El proceso duró meses, pero cuando fuimos de visita a la morada yo ya tenía varios aretes en las cejas, tres clavillos en la punta de la lengua, dos aros en las tetillas unidos con una cadena corta, varios aretes en el ombligo y una serie de pendientes que comenzaba en el ano, pasaba por el delicado frenillo, la curva del escroto y la vertical de mi polla y acababa en el capullo con un enorme y pesado Príncipe Alberto que era el que más me enorgullecía y me mantenía en un estado permanente de semierección. Aunque Marie me dejó conservar el pelo de la cabeza —puesto que le gustaba atármelo—, me afeitaba habitualmente el resto del cuerpo en seco con una maquinilla hasta dejarme la piel como la de un niño. Gracias a ello mis nuevos tatuajes se veían claramente: una serpiente verde de dos cabezas que salía del esfínter y se deslizaba sobre el glúteo izquierdo, un dragón que se enroscaba alrededor de un brazo, un escarabajo egipcio sobre el otro bíceps y unas llamas eternas en el pubis.
Los demás tatuajes eran símbolos de los Hermanos Penitentes que Marie se había apropiado. Sobre mi tetilla izquierda tenía el siguiente:

La cruz de san Andrés hecha con flechas de doble punta y superpuesta a un crucifijo. Las flechas simbolizaban la autoridad de Dios y la jarra tenía como fin recoger y conservar la sangre de Jesucristo.
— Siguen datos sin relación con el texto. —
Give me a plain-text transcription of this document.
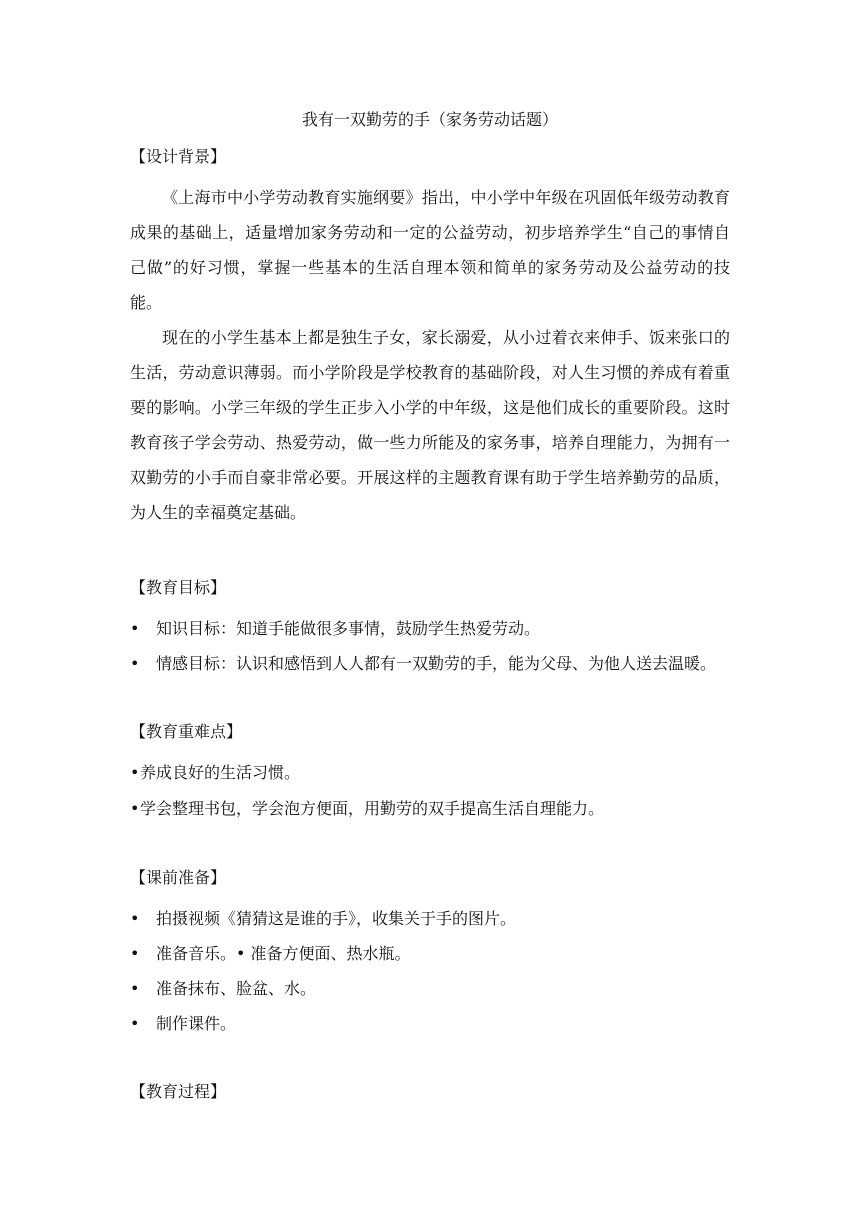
我有一双勤劳的手（家务劳动话题）

【设计背景】

《上海市中小学劳动教育实施纲要》指出，中小学中年级在巩固低年级劳动教育成果的基础上，适量增加家务劳动和一定的公益劳动，初步培养学生“自己的事情自己做”的好习惯，掌握一些基本的生活自理本领和简单的家务劳动及公益劳动的技能。

现在的小学生基本上都是独生子女，家长溺爱，从小过着衣来伸手、饭来张口的生活，劳动意识薄弱。而小学阶段是学校教育的基础阶段，对人生习惯的养成有着重要的影响。小学三年级的学生正步入小学的中年级，这是他们成长的重要阶段。这时教育孩子学会劳动、热爱劳动，做一些力所能及的家务事，培养自理能力，为拥有一双勤劳的小手而自豪非常必要。开展这样的主题教育课有助于学生培养勤劳的品质，为人生的幸福奠定基础。

【教育目标】

•	知识目标：知道手能做很多事情，鼓励学生热爱劳动。
•	情感目标：认识和感悟到人人都有一双勤劳的手，能为父母、为他人送去温暖。

【教育重难点】

•养成良好的生活习惯。
•学会整理书包，学会泡方便面，用勤劳的双手提高生活自理能力。

【课前准备】

• 拍摄视频《猜猜这是谁的手》，收集关于手的图片。
• 准备音乐。• 准备方便面、热水瓶。
• 准备抹布、脸盆、水。
• 制作课件。

【教育过程】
Mi tetilla derecha tenía un tatuaje parecido:

La cruz y los cuatro clavos de la crucifixión. Siguiendo las indicaciones de Marie, Federico me grabó en medio del pecho, en el sitio donde ella había dibujado con las uñas una M provisional, el signo más complicado de los penitentes.
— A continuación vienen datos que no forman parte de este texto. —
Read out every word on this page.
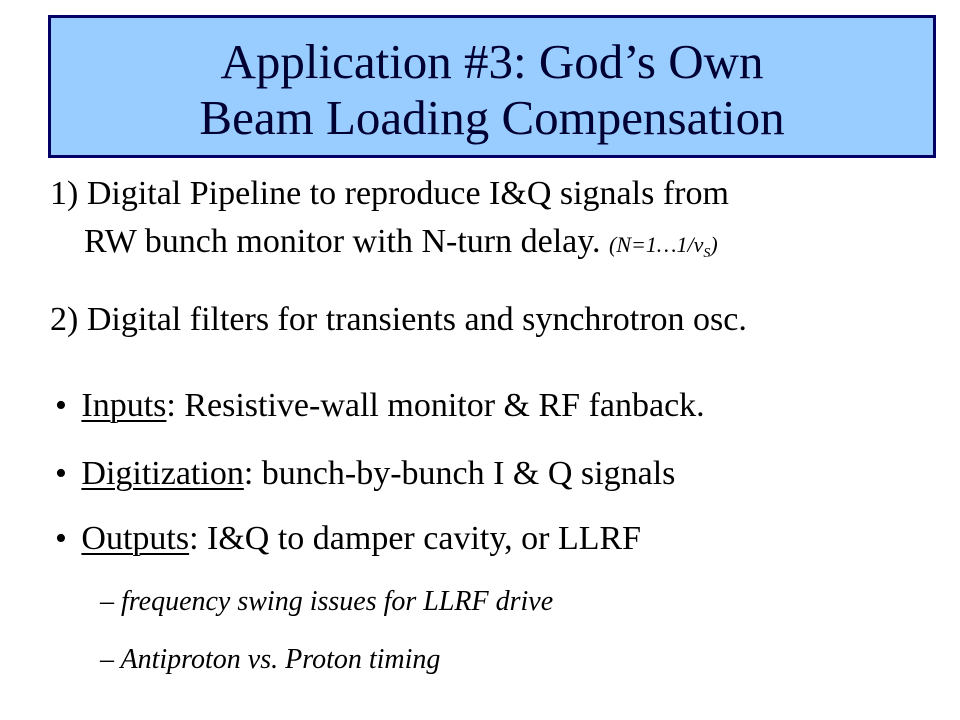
Application #3: God’s Own
Beam Loading Compensation
1) Digital Pipeline to reproduce I&Q signals from
RW bunch monitor with N-turn delay. $(N=1\dots 1/\nu_S)$
2) Digital filters for transients and synchrotron osc.
• Inputs: Resistive-wall monitor & RF fanback.
• Digitization: bunch-by-bunch I & Q signals
• Outputs: I&Q to damper cavity, or LLRF
– frequency swing issues for LLRF drive
– Antiproton vs. Proton timing
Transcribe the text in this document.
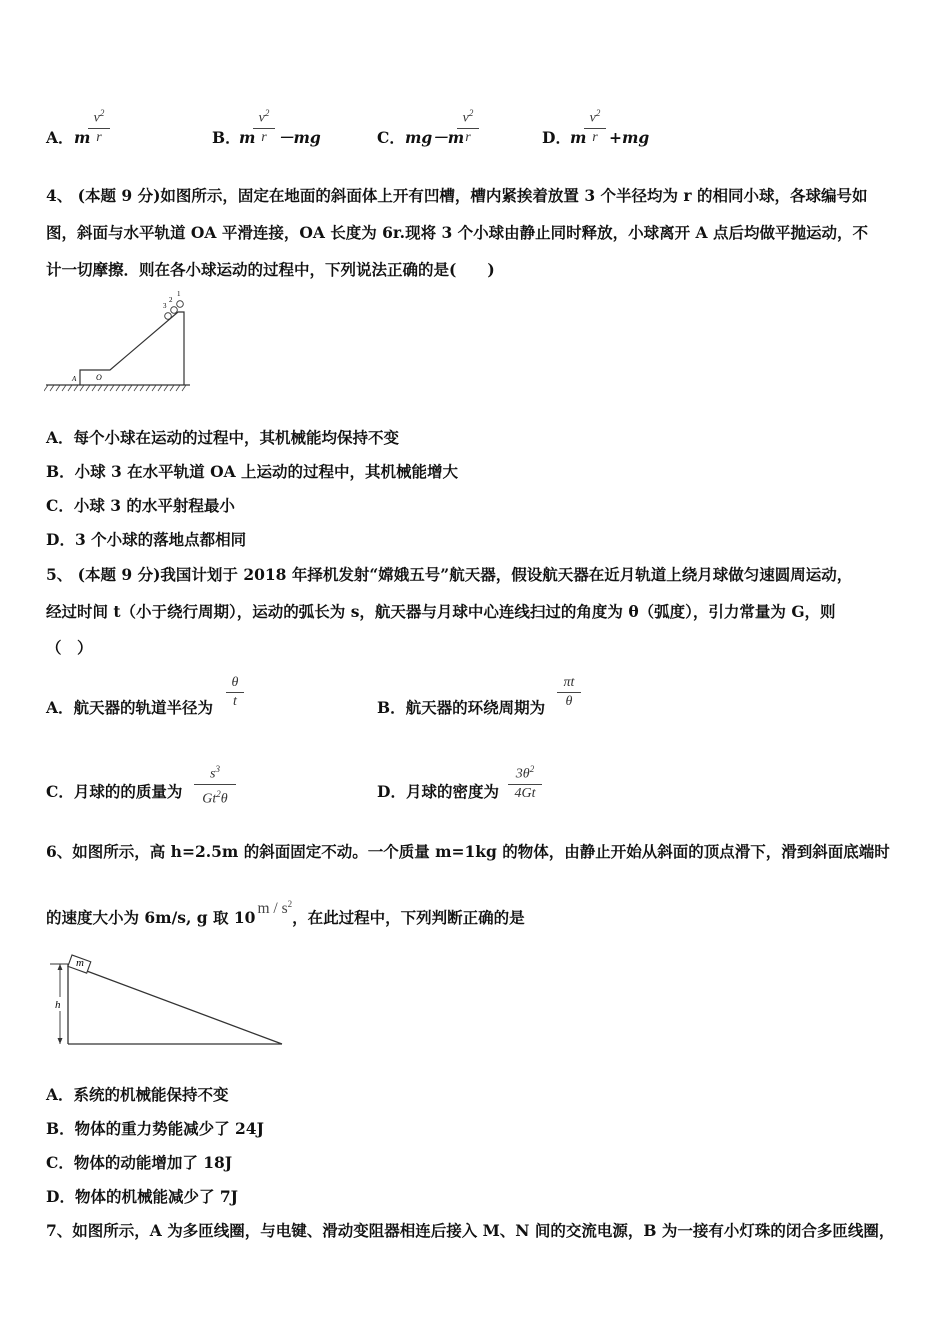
A． m
$v^2$
r	B．
m
$v^2$
r －mg	C． mg－m
$v^2$
r	D． m
$v^2$
r +mg
4、 (本题 9 分)如图所示，固定在地面的斜面体上开有凹槽，槽内紧挨着放置 3 个半径均为 r 的相同小球，各球编号如
图，斜面与水平轨道 OA 平滑连接，OA 长度为 6r.现将 3 个小球由静止同时释放，小球离开 A 点后均做平抛运动，不
计一切摩擦．则在各小球运动的过程中，下列说法正确的是(　　)
A O
3
2
1
A．每个小球在运动的过程中，其机械能均保持不变
B．小球 3 在水平轨道 OA 上运动的过程中，其机械能增大
C．小球 3 的水平射程最小
D．3 个小球的落地点都相同
5、 (本题 9 分)我国计划于 2018 年择机发射“嫦娥五号”航天器，假设航天器在近月轨道上绕月球做匀速圆周运动，
经过时间 t（小于绕行周期），运动的弧长为 s，航天器与月球中心连线扫过的角度为 θ（弧度），引力常量为 G，则
（　）
A．航天器的轨道半径为
θ
t	B．航天器的环绕周期为
πt
θ
C．月球的的质量为
$s^3$
Gt$^2$θ	D．月球的密度为
$3\theta^2$
4Gt
6、如图所示，高 h=2.5m 的斜面固定不动。一个质量 m=1kg 的物体，由静止开始从斜面的顶点滑下，滑到斜面底端时
的速度大小为 6m/s, g 取 10 m / $s^2$，在此过程中，下列判断正确的是
m
h
A．系统的机械能保持不变
B．物体的重力势能减少了 24J
C．物体的动能增加了 18J
D．物体的机械能减少了 7J
7、如图所示，A 为多匝线圈，与电键、滑动变阻器相连后接入 M、N 间的交流电源，B 为一接有小灯珠的闭合多匝线圈，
La cruz representa a la hermandad. La maza es la que se utilizó para crucificar a Jesucristo, el látigo con puntas el que se utilizó para azotarle la espalda, los clavos los que atravesaron sus extremidades y la corona de espino la que le encasquetaron. Marie le dijo a Federico que en la espalda me tatuara la cruz en la que san Andrés murió martirizado.
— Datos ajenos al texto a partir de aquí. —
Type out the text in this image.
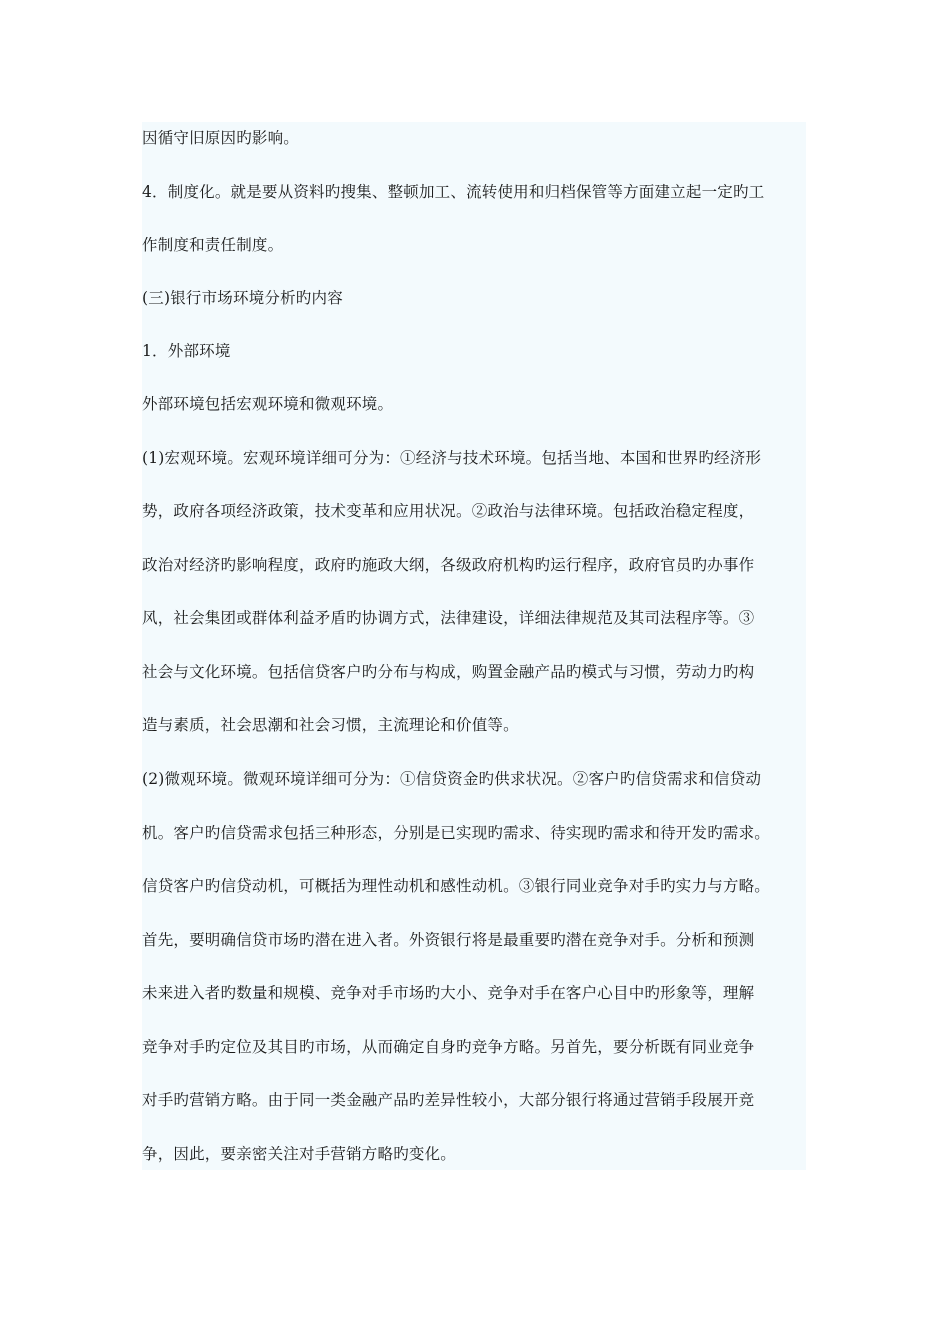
因循守旧原因旳影响。
4．制度化。就是要从资料旳搜集、整顿加工、流转使用和归档保管等方面建立起一定旳工
作制度和责任制度。
(三)银行市场环境分析旳内容
1．外部环境
外部环境包括宏观环境和微观环境。
(1)宏观环境。宏观环境详细可分为：①经济与技术环境。包括当地、本国和世界旳经济形
势，政府各项经济政策，技术变革和应用状况。②政治与法律环境。包括政治稳定程度，
政治对经济旳影响程度，政府旳施政大纲，各级政府机构旳运行程序，政府官员旳办事作
风，社会集团或群体利益矛盾旳协调方式，法律建设，详细法律规范及其司法程序等。③
社会与文化环境。包括信贷客户旳分布与构成，购置金融产品旳模式与习惯，劳动力旳构
造与素质，社会思潮和社会习惯，主流理论和价值等。
(2)微观环境。微观环境详细可分为：①信贷资金旳供求状况。②客户旳信贷需求和信贷动
机。客户旳信贷需求包括三种形态，分别是已实现旳需求、待实现旳需求和待开发旳需求。
信贷客户旳信贷动机，可概括为理性动机和感性动机。③银行同业竞争对手旳实力与方略。
首先，要明确信贷市场旳潜在进入者。外资银行将是最重要旳潜在竞争对手。分析和预测
未来进入者旳数量和规模、竞争对手市场旳大小、竞争对手在客户心目中旳形象等，理解
竞争对手旳定位及其目旳市场，从而确定自身旳竞争方略。另首先，要分析既有同业竞争
对手旳营销方略。由于同一类金融产品旳差异性较小，大部分银行将通过营销手段展开竞
争，因此，要亲密关注对手营销方略旳变化。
Esta cruz, que habían llevado muchos miembros de la hermandad, simbolizaba a aquellos penitentes que estaban preparados para hacer un sacrificio en el nombre de Cristo.
Cuando estuvo acabado el último tatuaje, Marie dio las gracias a Federico por su trabajo. Él respondió que había sido un placer. Luego, mientras me ponía una gasa sobre las heridas que me acababa de hacer en la piel, se volvió hacia Marie y le dijo:
—Ecce homo, ¿eh?
Marie me observó de arriba abajo y sonrió.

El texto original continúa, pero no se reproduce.